For short positions on GBP/USD:
The main task for bears today is to protect the resistance level of 1.2070 where the moving averages supporting the bearish trend are currently located. If they fail to do so, the short-term bearish trend formed at the end of last week will be cancelled. A false breakout of 1.2070 will bring back the pressure on the pound and create a sell signal with the target at the nearest support of 1.2034. Downbeat unemployment data for June in the UK and negative changes in average income will push the pair lower. A breakout of 1.2034 and its upward retest will create a good entry point for selling the pound with the downward target at 1.2005. A more distant target is found in the area of 1.1964 where I recommend profit taking. If GBP/USD rises and there are no sellers at 1.2070, bulls will get a great opportunity to return the price to 1.2105, which will discourage the bears. Only a false breakout at 1.2105 will create an entry point for opening short positions, considering a new decline of the pair. If nothing happens there as well, the price may surge to the upside to the high of 1.2142. This is where I recommend selling GBP/USD right after a rebound, bearing in mind a possible intraday correction of 30-35 pips.
Indicator signals:
Moving Averages
Trading below the 30 and 50-day moving averages indicates that bears can still push the pair lower.
Please note that the time period and levels of the moving averages are analyzed only for the H1 chart, which differs from the general definition of the classic daily moving averages on the D1 chart.
Bollinger Bands
A breakout of the lower band at 1.2030 will intensify the bearish pressure on the pair. In case the pair advances, the upper band at 1.2095 will serve as resistance.
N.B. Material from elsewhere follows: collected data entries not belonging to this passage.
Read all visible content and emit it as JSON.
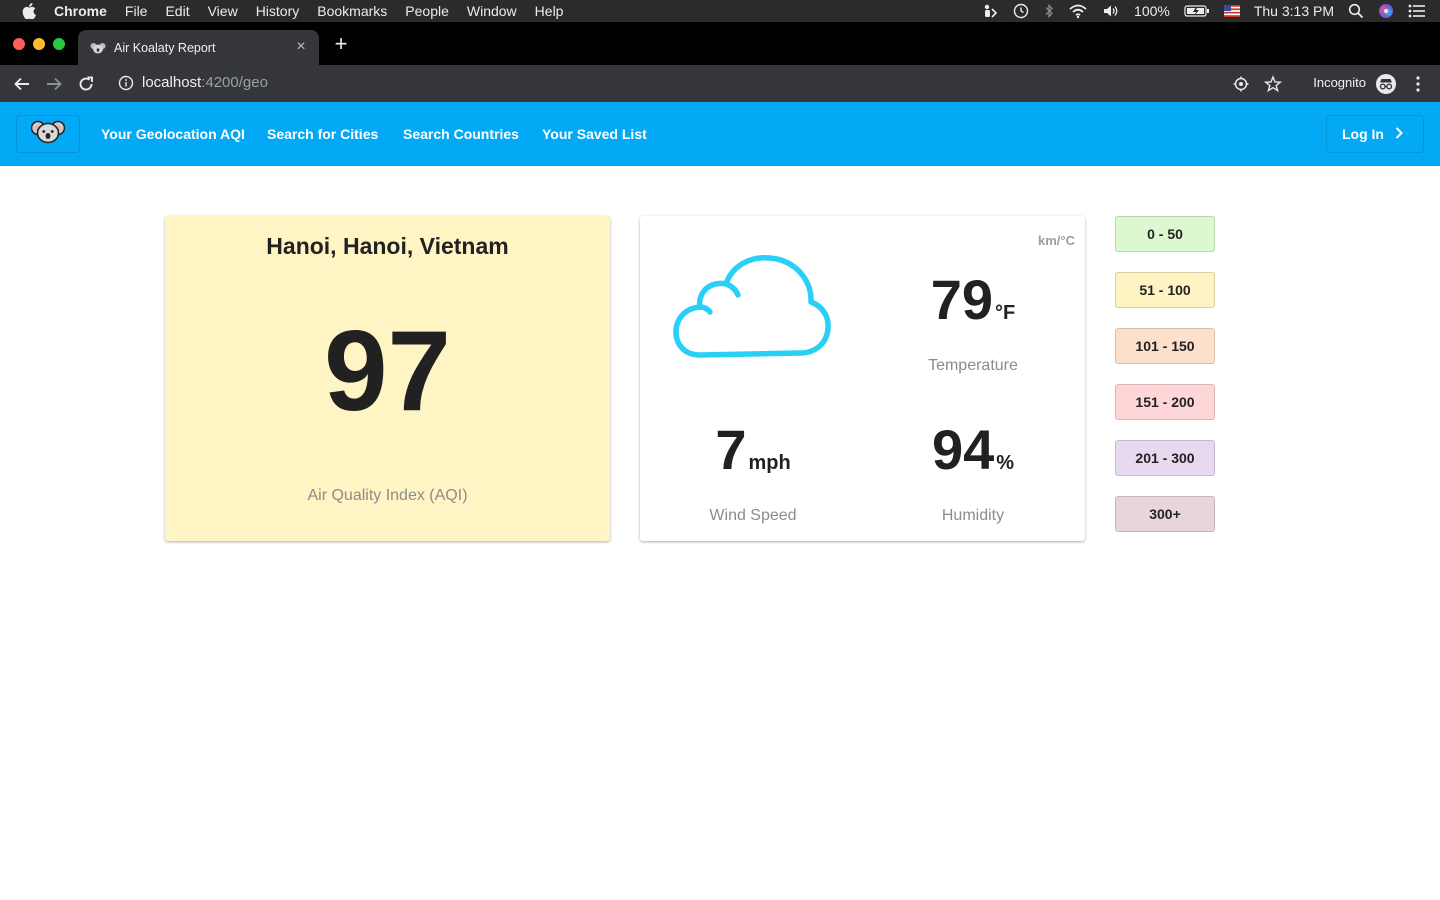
{
  "menubar": {
    "app_name": "Chrome",
    "items": [
      "File",
      "Edit",
      "View",
      "History",
      "Bookmarks",
      "People",
      "Window",
      "Help"
    ],
    "battery": "100%",
    "clock": "Thu 3:13 PM"
  },
  "browser": {
    "tab_title": "Air Koalaty Report",
    "url_host": "localhost",
    "url_path": ":4200/geo",
    "profile_label": "Incognito"
  },
  "nav": {
    "links": [
      "Your Geolocation AQI",
      "Search for Cities",
      "Search Countries",
      "Your Saved List"
    ],
    "login_label": "Log In"
  },
  "aqi_card": {
    "city": "Hanoi, Hanoi, Vietnam",
    "aqi": "97",
    "label": "Air Quality Index (AQI)",
    "background": "#fff4c4"
  },
  "weather_card": {
    "units_toggle": "km/°C",
    "icon": "cloud-icon",
    "temperature": {
      "value": "79",
      "unit": "°F",
      "label": "Temperature"
    },
    "wind": {
      "value": "7",
      "unit": "mph",
      "label": "Wind Speed"
    },
    "humidity": {
      "value": "94",
      "unit": "%",
      "label": "Humidity"
    }
  },
  "legend": [
    {
      "range": "0 - 50",
      "color": "#dcf8d1"
    },
    {
      "range": "51 - 100",
      "color": "#fdf3c3"
    },
    {
      "range": "101 - 150",
      "color": "#fde0cb"
    },
    {
      "range": "151 - 200",
      "color": "#fed6d8"
    },
    {
      "range": "201 - 300",
      "color": "#e6d9f0"
    },
    {
      "range": "300+",
      "color": "#e8d5dc"
    }
  ],
  "colors": {
    "navbar": "#03a9f4",
    "cloud": "#29d0f5"
  }
}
Description of indicators:
• A moving average of a 50-day period determines the current trend by smoothing volatility and noise; marked in yellow on the chart;
• A moving average of a 30-day period determines the current trend by smoothing volatility and noise; marked in green on the chart;
• MACD Indicator (Moving Average Convergence/Divergence) Fast EMA with a 12-day period; Slow EMA with a 26-day period. SMA with a 9-day period;
• Bollinger Bands: 20-day period;
• Non-commercial traders are speculators such as individual traders, hedge funds, and large institutions who use the futures market for speculative purposes and meet certain requirements;
• Long non-commercial positions represent the total number of long positions opened by non-commercial traders;
• Short non-commercial positions represent the total number of short positions opened by non-commercial traders;
• The total non-commercial net position is the difference between short and long positions of non-commercial traders.